Perang Rusia-Ukraina telah menyebabkan guncangan harga komoditas terbesar sejak krisis minyak tahun 1973.

Harga minyak sempat menembus lebih dari USD100 per barel dan sempat mencapai all-time high USD117,42 per barel pada Mei 2022. Untuk jenis minyak berjangka West Texas Intermediate (WTI). Setelah sebelumnya sempat tertekan diperdagangan sekitar USD21,9 per barel di masa pandemi Covid-19.

Menurut laporan Bank Dunia pada Mei 2022 lalu, harga energi naik mencapai 448%, sementara harga makanan dan pupuk masing-masing naik 84% dan 222% sepanjang Januari-Maret dari wacana perang pertama diluncurkan.

Kenaikan harga minyak ini menjadi titik balik yang berdampak pada meroketnya sejumlah komoditas lainnya sekaligus mengawali masa krisis energi yang terjadi di benua Biru, Eropa.

“Harga energi yang tinggi berkontribusi pada peningkatan biaya hampir semua barang dan jasa yang selanjutnya memicu ekspektasi inflasi," ujar Maciej Kolaczkowski, Manajer Industri Minyak dan Gas dari Energi Forum Ekonomi Dunia di awal Maret 2022.

Invasi Rusia ke Ukraina pada bulan Februari telah memperburuk ketegangan yang sudah ada sebelumnya dalam rantai pasokan global.

Harga komoditas energi dan non-energi telah meningkat masing-masing sebesar 81% dan 33%, antara tahun 2020 dan 2021, karena sulitnya pemulihan ekonomi global akibat Covid-19.

Sebelum perang, Bank Dunia memperkirakan tahun 2022 menjadi tahun stabilisasi, dengan harga energi naik hanya 2% dan harga komoditas non-energi turun 2%.

Namun, kondisi berbalik di mana komoditas utama naik lebih dari 50% sepanjang tahun lalu bersama dengan kenaikan 19% untuk komoditas lainnya.

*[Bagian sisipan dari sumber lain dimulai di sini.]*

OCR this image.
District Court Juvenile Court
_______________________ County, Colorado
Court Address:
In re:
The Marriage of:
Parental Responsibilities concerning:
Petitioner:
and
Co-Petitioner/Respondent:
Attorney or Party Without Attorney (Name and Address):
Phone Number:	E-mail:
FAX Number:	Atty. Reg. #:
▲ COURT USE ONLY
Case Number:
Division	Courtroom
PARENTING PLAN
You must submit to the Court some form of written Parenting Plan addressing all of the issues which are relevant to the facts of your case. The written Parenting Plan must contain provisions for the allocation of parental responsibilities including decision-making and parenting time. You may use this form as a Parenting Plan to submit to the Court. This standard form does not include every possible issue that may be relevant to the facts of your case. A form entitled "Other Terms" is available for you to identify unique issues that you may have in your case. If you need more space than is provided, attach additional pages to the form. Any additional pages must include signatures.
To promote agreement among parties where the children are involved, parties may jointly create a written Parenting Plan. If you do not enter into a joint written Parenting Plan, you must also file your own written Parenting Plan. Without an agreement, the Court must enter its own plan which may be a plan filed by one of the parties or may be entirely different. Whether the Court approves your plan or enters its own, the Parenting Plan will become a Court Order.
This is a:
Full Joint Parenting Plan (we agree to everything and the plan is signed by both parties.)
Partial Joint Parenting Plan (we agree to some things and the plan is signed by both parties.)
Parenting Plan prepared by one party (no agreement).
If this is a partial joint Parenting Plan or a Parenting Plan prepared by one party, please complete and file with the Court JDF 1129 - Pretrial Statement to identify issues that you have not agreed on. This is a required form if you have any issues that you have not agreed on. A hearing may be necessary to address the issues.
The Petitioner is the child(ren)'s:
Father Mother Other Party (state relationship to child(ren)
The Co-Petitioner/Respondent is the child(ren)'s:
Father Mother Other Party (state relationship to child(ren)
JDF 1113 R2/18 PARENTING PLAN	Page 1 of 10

Berdasarkan catatan Statista, harga gandum global meningkat lebih dari 60% selama periode dari 24 Februari hingga 1 Juni 2022 dibandingkan dengan rata-rata Januari 2022. Kenaikan signifikan ini karena Rusia dan Ukraina termasuk di antara pengekspor gandum terkemuka.

Selanjutnya, harga batu bara tumbuh sekitar 69% pada periode yang sama. Kenaikan signifikan juga tercatat pada harga logam yang diekspor Rusia, seperti nikel, paladium, dan aluminium. (Lihat grafik di bawah ini.)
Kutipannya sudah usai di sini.